Distributed File System overview

Applies To: Windows Server 2003, Windows Server 2003 R2, Windows Server 2003 with SP1, Windows Server 2003 with SP2

Distributed File System overview

With Distributed File System (DFS), system administrators can make it easy for users to access and manage files that are physically distributed across a network. With DFS, you can make files distributed across multiple servers appear to users as if they reside in one place on the network. Users no longer need to know and specify the actual physical location of files in order to access them.

For example, if you have marketing material scattered across multiple servers in a domain, you can use DFS to make it appear as though all of the material resides on a single server.

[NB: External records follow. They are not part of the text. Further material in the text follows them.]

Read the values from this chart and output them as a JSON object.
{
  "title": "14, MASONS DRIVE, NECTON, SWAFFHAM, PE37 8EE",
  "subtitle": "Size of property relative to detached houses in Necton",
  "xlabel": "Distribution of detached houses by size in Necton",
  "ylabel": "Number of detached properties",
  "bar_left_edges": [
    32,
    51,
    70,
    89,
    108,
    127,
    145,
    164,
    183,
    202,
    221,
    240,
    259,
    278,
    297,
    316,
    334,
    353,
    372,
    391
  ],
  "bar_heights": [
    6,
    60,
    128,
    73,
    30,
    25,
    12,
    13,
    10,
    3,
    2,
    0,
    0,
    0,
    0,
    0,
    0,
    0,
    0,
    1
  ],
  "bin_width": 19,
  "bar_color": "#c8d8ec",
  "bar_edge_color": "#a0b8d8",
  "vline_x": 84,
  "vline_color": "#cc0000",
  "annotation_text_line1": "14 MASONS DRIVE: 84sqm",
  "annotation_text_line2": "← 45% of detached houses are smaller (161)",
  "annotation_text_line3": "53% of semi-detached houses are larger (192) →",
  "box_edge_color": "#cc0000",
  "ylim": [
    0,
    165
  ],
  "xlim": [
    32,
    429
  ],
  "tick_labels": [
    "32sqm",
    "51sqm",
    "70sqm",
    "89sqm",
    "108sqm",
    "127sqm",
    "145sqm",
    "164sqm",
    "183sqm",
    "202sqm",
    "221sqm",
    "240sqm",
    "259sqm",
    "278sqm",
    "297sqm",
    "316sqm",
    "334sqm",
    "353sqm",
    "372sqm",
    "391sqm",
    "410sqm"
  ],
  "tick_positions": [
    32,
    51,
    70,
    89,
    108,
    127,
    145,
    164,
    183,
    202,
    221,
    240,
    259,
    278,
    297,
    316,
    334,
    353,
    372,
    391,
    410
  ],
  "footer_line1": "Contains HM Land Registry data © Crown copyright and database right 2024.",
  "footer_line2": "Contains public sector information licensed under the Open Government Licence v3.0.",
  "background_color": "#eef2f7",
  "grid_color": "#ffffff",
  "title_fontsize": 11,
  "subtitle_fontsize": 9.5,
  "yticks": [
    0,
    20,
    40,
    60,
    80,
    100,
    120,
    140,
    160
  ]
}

This eliminates the need for users to go to multiple locations on the network to find the information they need.

Reasons for using DFS

You should consider implementing DFS if:

  • You expect to add file servers or modify file locations.

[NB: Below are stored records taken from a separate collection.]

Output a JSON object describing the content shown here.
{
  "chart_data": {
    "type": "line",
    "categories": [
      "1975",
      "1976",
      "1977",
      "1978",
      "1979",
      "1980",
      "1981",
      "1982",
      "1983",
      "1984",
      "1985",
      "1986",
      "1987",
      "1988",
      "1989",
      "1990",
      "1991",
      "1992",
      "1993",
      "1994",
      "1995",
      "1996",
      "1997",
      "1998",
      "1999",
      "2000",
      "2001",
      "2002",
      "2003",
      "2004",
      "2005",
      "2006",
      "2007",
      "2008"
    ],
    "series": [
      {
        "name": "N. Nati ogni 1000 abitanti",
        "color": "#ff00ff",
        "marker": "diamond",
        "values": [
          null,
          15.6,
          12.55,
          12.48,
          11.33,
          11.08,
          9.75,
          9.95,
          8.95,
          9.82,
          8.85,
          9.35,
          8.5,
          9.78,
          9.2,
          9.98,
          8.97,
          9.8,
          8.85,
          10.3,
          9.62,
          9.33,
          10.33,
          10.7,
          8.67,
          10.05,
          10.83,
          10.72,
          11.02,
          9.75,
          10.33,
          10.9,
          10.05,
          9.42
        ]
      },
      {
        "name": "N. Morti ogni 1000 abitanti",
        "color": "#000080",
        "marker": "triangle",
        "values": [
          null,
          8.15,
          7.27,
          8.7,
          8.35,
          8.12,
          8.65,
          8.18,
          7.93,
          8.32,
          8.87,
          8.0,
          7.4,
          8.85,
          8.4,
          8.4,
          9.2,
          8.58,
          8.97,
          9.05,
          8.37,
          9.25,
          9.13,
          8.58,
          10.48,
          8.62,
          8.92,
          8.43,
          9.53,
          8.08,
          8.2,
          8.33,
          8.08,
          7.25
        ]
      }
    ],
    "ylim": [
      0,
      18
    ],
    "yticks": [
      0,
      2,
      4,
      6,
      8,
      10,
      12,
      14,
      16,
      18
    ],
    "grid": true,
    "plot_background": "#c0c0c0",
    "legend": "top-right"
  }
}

  • Users who access targets are distributed across a site or sites.

  • Most users require access to multiple targets.

  • Server load balancing could be improved by redistributing targets.

  • Users require uninterrupted access to targets.

  • Your organization has Web sites for either internal or external use.

DFS types

You can implement a distributed file system in either of two ways, either as a stand-alone root distributed file system, or as a domain distributed file system.

Accessing DFS targets from other computers

In addition to the server-based DFS component of the Windows ServerĀ 2003 family, there is a client-based DFS component. The DFS client caches a referral to a DFS root or a DFS link for a specific length of time, defined by the administrator.

The DFS client component runs on a number of different Windows platforms. For information on DFS client versions and their associated platforms, see Platform compatibility.